You made me drink my own death.

Now you watch while I take everything from you.

The stranger felt the familiar exhaustion settle in his bones.

He had ridden across half the territory looking for peace only to find the same rot everywhere.

He lowered his gun slightly.

Take me instead.

Let them go.

Cullen laughed but it turned into a cough.

You think you are a hero.

You are just another killer like me.

The difference is I own it.

The stranger met his eyes.

I never wanted to be a killer.

I wanted a drink and a quiet night.

You made me something else.

The tension stretched tight as a hangmans rope.
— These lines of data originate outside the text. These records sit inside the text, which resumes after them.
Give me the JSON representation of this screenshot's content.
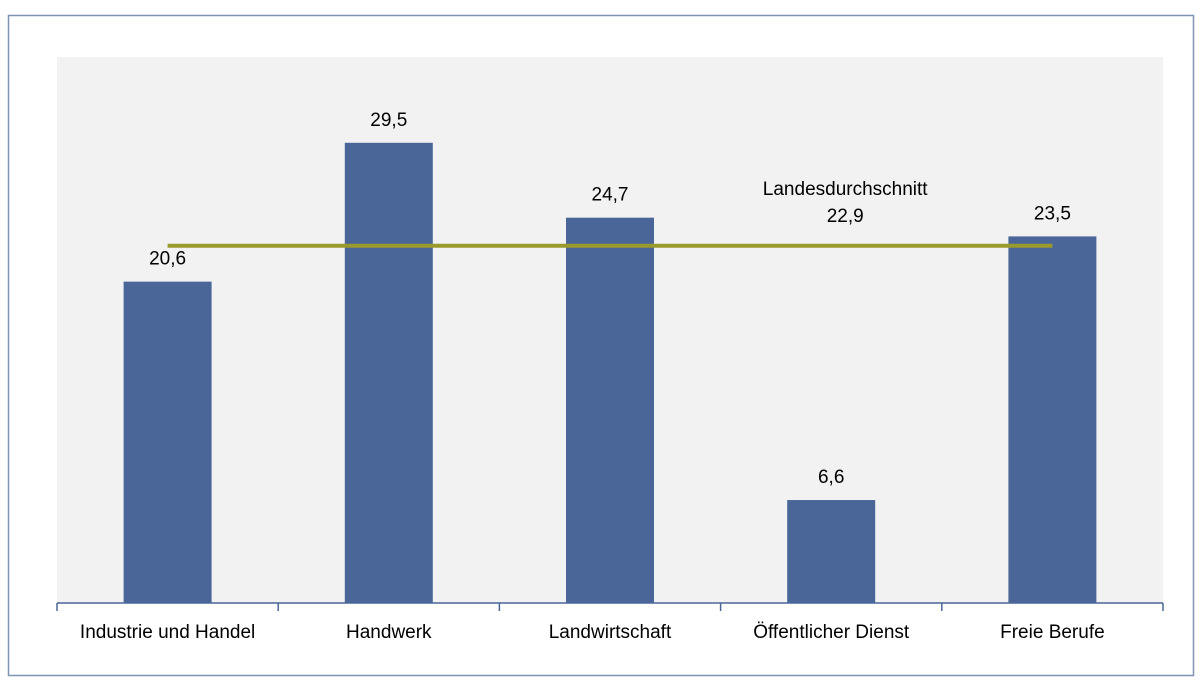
{
  "chart_data": {
    "type": "bar",
    "categories": [
      "Industrie und Handel",
      "Handwerk",
      "Landwirtschaft",
      "Öffentlicher Dienst",
      "Freie Berufe"
    ],
    "values": [
      20.6,
      29.5,
      24.7,
      6.6,
      23.5
    ],
    "value_labels": [
      "20,6",
      "29,5",
      "24,7",
      "6,6",
      "23,5"
    ],
    "color": "#4a6699",
    "ylim": [
      0,
      35
    ],
    "reference_line": {
      "label": "Landesdurchschnitt",
      "value": 22.9,
      "value_label": "22,9",
      "color": "#9a9a2c"
    }
  }
}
The old couple watched with terrified eyes while Cullens remaining men shifted nervously.

Then the major twist came when the old man recognized Cullen.

You are the one who killed my son years ago.

He was just passing through like this stranger.

Cullen sneered.

Lots of men pass through.

Most do not leave.

The stranger saw the pain in the old mans face and something inside him snapped.

He had spent years running from his own ghosts only to find them waiting in every town.

This ends now he said.

Cullen raised his gun but the stranger was faster.

His shot caught Cullen in the shoulder spinning him around.

The other men opened fire and chaos erupted.

The stranger dove behind a water trough bullets kicking up dirt around him.

He returned fire dropping one attacker then another.

Pain lanced through his side as a bullet grazed him but he kept moving.

The old woman broke free and ran to her husband pulling him toward the barn.

Cullen staggered to his feet blood soaking his shirt and screamed for his men to finish it.

The stranger rose from cover and faced him directly.

You wanted to watch me die slow.

Now you get to feel what that is like.

Cullen fired wildly but his aim was ruined by pain and poison.

The stranger shot him once in the leg dropping him to his knees.

As Cullen begged for mercy the stranger stood over him.

I am not like you.

I do not enjoy this.

But some men only understand one language.

He ended it with one final shot.

The remaining attackers fled into the hills as the old couple emerged from the barn.

The man thanked the stranger with tears in his eyes.

You did not have to come back.

The stranger looked at the burning house and the bodies on the ground.

I did.

I have been running from men like him my whole life.

Today I stopped.

The woman bandaged his wound and offered him a real drink from their well.

As night fell the stranger sat by the fire feeling the weight lift slightly.

He had balanced another ledger but the road ahead still stretched long.

Would the cycle of violence ever end or was he doomed to become the very thing he hated.

In the quiet flames he saw the faces of every man he had killed and wondered if one day someone would spit out his own poison and force him to drink.

The next morning the stranger rode on leaving the ranch behind.

The old couple waved from the porch their home damaged but their lives saved.

He tipped his hat and kept going toward the horizon.

Justice had been served in Bitter Creek but the frontier demanded more.

He knew another saloon another trap waited somewhere ahead.

The question was not if he would face it but what kind of man he would be when he did.

For the first time in years he felt a small spark of hope.

Maybe this time he could choose a different path.

Maybe this time the poison would not win.

Disclaimer : This content may be created by AI for entertainment purposes. Any resemblance to real persons, events, or places is coincidental.